Sur les fermes, ils rencontrent très peu de gens de la vallée, travaillant surtout avec d’autres jeunes du Québec, mais côtoyant également des ouvriers étrangers plus vieux qui viennent du Mexique, du Guatemala, ou de la Jamaïque. Ils sont peu en contact avec ces ouvriers; d’une part, ils travaillent dans des parties distinctes des vergers, et d’autre part, leur logement (normalement dans de meilleures conditions que celles des jeunes) est organisé selon les critères négociés dans les ententes inter-pays qui permet. En plus, les Québécois ont de la difficulté à communiquer avec ces ouvriers de la Jamaïque qui parlent « un patois de mélange d’anglais puis ché pas quoi » (Entretien, 2020).
Cette ségrégation est perçue par William et ses amis comme structurelle:
« C’est l’organisation de l’entreprise qui – qui séparait ça là – c’est pas nous là – … Les pickers, la majorité c’était des Québécois là tsé, qui campaient dans des tentes dans les champs de cerises comme nous … on (les Québécois) piquait tous ensemble dans des rangées pis les Jamaïcains y ramassaient les cerises eux-autres, tout ensemble dans d’autres rangées. »
– William, Entretien, 2015
Les amis rencontrent également de jeunes voyageurs d’autres pays (surtout de l’Europe, mais aussi d’Australie) qui ne travaillent pas légalement. De temps en temps, ils rencontrent un « Anglais » (Canadien) et doivent parler en anglais.
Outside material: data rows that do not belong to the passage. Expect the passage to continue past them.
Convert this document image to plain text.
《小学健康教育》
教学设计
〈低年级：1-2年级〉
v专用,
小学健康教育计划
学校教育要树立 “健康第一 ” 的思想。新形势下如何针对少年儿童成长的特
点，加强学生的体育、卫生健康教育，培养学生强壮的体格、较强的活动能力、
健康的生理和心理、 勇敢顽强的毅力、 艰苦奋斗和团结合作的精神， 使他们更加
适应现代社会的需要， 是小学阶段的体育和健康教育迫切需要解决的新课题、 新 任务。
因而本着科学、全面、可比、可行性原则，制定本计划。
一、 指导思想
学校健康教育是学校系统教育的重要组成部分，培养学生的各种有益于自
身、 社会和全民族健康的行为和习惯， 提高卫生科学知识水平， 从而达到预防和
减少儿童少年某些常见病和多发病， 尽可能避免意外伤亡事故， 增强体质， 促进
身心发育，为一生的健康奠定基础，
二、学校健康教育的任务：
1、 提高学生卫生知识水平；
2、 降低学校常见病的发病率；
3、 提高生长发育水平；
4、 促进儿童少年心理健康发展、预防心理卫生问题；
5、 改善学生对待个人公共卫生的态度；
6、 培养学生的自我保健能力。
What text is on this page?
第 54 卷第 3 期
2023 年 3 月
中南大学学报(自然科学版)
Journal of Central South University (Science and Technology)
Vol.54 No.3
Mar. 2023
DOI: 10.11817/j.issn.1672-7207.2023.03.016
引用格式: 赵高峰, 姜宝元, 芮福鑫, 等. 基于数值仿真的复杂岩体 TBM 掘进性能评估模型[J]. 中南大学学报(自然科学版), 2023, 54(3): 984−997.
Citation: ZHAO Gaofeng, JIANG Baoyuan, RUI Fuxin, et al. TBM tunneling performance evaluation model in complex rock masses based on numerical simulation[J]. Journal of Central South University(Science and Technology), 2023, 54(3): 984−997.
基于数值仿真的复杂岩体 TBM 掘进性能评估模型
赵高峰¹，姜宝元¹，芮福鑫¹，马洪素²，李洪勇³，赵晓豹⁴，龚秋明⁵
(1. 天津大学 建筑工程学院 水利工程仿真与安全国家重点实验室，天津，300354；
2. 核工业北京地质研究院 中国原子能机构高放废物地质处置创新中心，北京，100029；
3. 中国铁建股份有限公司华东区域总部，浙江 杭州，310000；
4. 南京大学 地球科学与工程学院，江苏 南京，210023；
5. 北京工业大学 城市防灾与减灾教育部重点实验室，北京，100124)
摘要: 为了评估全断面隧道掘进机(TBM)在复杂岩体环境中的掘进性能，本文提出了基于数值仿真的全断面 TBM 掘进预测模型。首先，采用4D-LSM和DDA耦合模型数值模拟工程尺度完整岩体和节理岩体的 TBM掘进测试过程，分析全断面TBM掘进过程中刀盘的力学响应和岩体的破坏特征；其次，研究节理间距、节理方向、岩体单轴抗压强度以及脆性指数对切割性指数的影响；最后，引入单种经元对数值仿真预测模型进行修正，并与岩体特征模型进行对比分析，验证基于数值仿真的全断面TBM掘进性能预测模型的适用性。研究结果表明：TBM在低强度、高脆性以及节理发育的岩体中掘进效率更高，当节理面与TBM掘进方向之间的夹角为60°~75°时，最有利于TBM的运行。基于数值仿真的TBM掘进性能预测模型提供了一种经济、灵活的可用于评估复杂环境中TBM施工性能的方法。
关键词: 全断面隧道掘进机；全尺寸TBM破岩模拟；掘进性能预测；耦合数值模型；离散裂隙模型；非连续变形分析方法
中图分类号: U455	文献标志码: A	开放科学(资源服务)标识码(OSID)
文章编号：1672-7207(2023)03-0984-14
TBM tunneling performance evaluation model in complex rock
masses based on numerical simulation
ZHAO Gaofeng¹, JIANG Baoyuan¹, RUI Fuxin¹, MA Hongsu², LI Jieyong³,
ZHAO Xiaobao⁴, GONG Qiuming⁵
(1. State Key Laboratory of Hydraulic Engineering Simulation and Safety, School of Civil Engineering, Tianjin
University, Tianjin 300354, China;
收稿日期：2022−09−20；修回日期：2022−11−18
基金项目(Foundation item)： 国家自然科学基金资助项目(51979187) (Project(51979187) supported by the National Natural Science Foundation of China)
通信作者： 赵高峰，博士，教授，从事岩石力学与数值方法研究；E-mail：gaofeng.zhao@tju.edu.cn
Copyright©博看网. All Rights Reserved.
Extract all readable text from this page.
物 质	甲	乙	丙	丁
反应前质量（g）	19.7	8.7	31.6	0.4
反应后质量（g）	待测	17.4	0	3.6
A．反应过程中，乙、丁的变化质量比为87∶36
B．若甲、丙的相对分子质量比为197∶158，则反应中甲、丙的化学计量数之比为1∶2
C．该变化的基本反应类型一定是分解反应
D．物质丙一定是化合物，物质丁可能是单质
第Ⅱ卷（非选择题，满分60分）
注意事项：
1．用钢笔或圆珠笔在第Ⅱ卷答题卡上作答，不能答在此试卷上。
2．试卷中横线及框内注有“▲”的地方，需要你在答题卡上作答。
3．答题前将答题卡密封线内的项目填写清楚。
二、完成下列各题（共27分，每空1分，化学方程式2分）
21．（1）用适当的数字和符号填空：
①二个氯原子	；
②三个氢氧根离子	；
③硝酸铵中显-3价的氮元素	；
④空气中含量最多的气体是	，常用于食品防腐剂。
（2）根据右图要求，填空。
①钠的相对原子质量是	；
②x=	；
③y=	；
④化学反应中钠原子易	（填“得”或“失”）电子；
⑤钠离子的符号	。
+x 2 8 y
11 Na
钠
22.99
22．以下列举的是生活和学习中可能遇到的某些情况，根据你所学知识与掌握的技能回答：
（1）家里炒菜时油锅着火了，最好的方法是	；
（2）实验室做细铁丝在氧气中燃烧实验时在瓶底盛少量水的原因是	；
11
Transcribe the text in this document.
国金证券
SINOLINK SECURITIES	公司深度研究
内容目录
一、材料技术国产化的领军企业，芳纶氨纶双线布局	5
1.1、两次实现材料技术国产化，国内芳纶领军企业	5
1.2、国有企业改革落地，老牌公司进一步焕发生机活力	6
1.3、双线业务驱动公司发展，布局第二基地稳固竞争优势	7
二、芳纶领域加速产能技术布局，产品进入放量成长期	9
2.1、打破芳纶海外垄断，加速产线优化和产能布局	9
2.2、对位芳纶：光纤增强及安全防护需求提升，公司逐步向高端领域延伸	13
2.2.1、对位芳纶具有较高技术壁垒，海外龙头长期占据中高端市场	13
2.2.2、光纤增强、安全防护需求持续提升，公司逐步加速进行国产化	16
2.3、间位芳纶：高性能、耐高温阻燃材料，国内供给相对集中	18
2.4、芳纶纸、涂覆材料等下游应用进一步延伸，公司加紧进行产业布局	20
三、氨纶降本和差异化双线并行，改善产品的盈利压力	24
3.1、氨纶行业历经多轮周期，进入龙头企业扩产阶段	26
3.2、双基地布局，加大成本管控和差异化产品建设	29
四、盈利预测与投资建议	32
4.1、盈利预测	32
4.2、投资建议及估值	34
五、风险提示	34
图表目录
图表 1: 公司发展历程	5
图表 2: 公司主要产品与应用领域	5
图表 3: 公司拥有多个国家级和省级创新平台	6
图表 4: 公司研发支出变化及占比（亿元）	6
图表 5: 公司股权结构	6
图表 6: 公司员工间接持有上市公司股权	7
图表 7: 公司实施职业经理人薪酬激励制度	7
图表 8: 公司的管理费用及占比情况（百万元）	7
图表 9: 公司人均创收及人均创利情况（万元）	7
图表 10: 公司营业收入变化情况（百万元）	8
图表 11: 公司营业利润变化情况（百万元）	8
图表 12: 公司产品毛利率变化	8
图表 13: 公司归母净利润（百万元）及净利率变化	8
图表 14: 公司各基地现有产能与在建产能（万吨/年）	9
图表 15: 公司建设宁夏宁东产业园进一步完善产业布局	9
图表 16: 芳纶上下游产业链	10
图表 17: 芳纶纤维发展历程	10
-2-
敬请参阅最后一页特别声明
Certains Canadiens anglais parlent le français – ce qui est inattendu et fort apprécié. En même temps, ayant grandi dans un milieu indépendantiste, William est un peu étonné de ne pas se sentir dépaysé : « En arrivant là, je me suis senti fier de pouvoir déménager là si je voulais. Je me suis senti priviliègé. Une belle surprise pour moi quand je suis arrivé dans l’Ouest canadienn ».
Travailler dans la vallée est non seulement une expérience canadienne, hors les frontières du Québec, mais l’occasion de côtoyer des membres des Premières Nations qui vivent sur ce qui est encore appellé des « Indian reserves ». Ces rencontres, même si brèves, font réfléchir les quatre amis. Ils se posent la question : « Avons-nous plus de sang indien en nous ou sur les mains ? ».
Après la saison des récoltes, deux des amis retournent dans l’est. L’un entreprend des études à Québec, l’autre complète un stage dans un atelier ontarien d’ébénisetrie fine et retourne à Prévost avec l’intention d’y ouvrir son propre atelier. Quant à William et J., ils partent de nouveau, cette fois vers la Californie, en compagnie d’une amie française. Ils iront jusqu’au Costa Rica.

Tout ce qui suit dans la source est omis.